10. Selon le second, tout jugement ou arrêt doit comporter les motifs propres à justifier la décision et répondre aux chefs péremptoires des conclusions des parties. L'insuffisance ou la contradiction des motifs équivaut à leur absence.

11. Pour condamner M. [O] a verser à la société [2] une certaine somme au titre de son préjudice résultant des faux et usage, l'arrêt attaqué énonce que celui-ci, chargé d'affaires pour ladite société, a créé la société [1], alors qu'il était assujetti à une clause d'exclusivité et de discrétion.

12. Les juges ajoutent que les agissements reprochés à M. [O] ont eu pour but, dans le cadre de son contrat de travail au sein de la société [2], de sous-traiter à la société [1] des chantiers d'immeubles afin d'asseoir une rémunération dans des conditions favorisant celle-ci au détriment de son employeur.
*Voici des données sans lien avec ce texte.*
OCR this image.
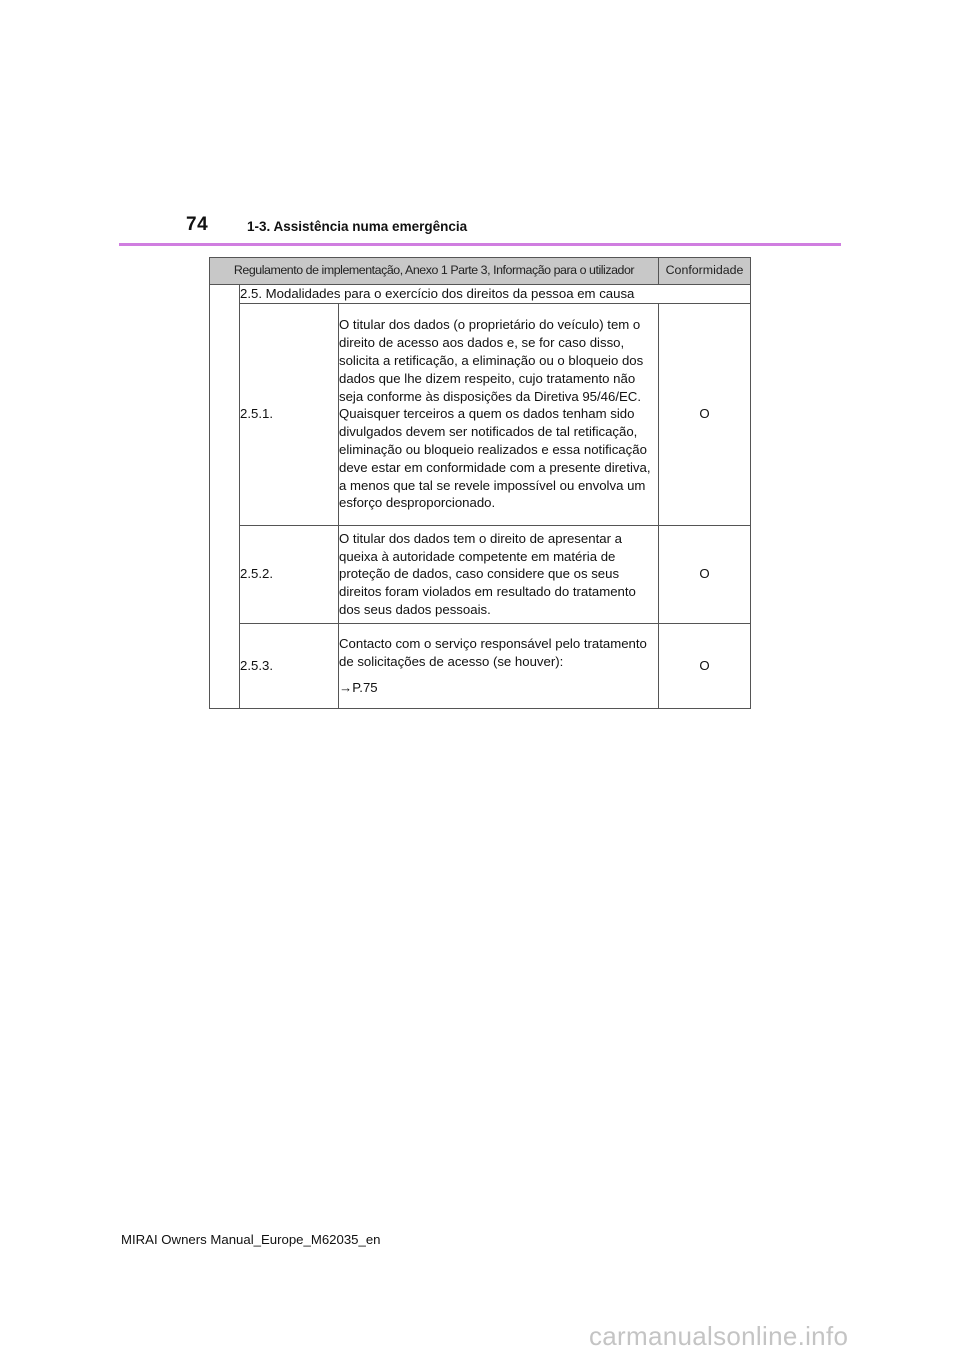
74	1-3. Assistência numa emergência
Regulamento de implementação, Anexo 1 Parte 3, Informação para o utilizador			Conformidade
	2.5. Modalidades para o exercício dos direitos da pessoa em causa		
	2.5.1.	O titular dos dados (o proprietário do veículo) tem o direito de acesso aos dados e, se for caso disso, solicita a retificação, a eliminação ou o bloqueio dos dados que lhe dizem respeito, cujo tratamento não seja conforme às disposições da Diretiva 95/46/EC. Quaisquer terceiros a quem os dados tenham sido divulgados devem ser notificados de tal retificação, eliminação ou bloqueio realizados e essa notificação deve estar em conformidade com a presente diretiva, a menos que tal se revele impossível ou envolva um esforço desproporcionado.	O
	2.5.2.	O titular dos dados tem o direito de apresentar a queixa à autoridade competente em matéria de proteção de dados, caso considere que os seus direitos foram violados em resultado do tratamento dos seus dados pessoais.	O
	2.5.3.	Contacto com o serviço responsável pelo tratamento de solicitações de acesso (se houver):
→P.75	O
MIRAI Owners Manual_Europe_M62035_en
carmanualsonline.info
13. Ils considèrent que si les autres infractions pour lesquelles M. [O] a été poursuivi ont fait l'objet d'une décision de relaxe partielle définitive, l'obtention en sous-traitance de chantiers réalisés par la société [1] pour le compte de la société [2] est la résultante directe de la falsification initiale de l'extrait K Bis par le prévenu.

14. Ils concluent que le préjudice subi par la société [2] doit être chiffré à la somme de 283 616,50 euros, correspondant aux surfacturations dont a bénéficié la société [1] pour les chantiers ainsi obtenus, montant résultant de l'enquête diligentée et validé par le cabinet d'expertise comptable de la société, dont l'estimation n'a pas été remise en cause au cours des débats.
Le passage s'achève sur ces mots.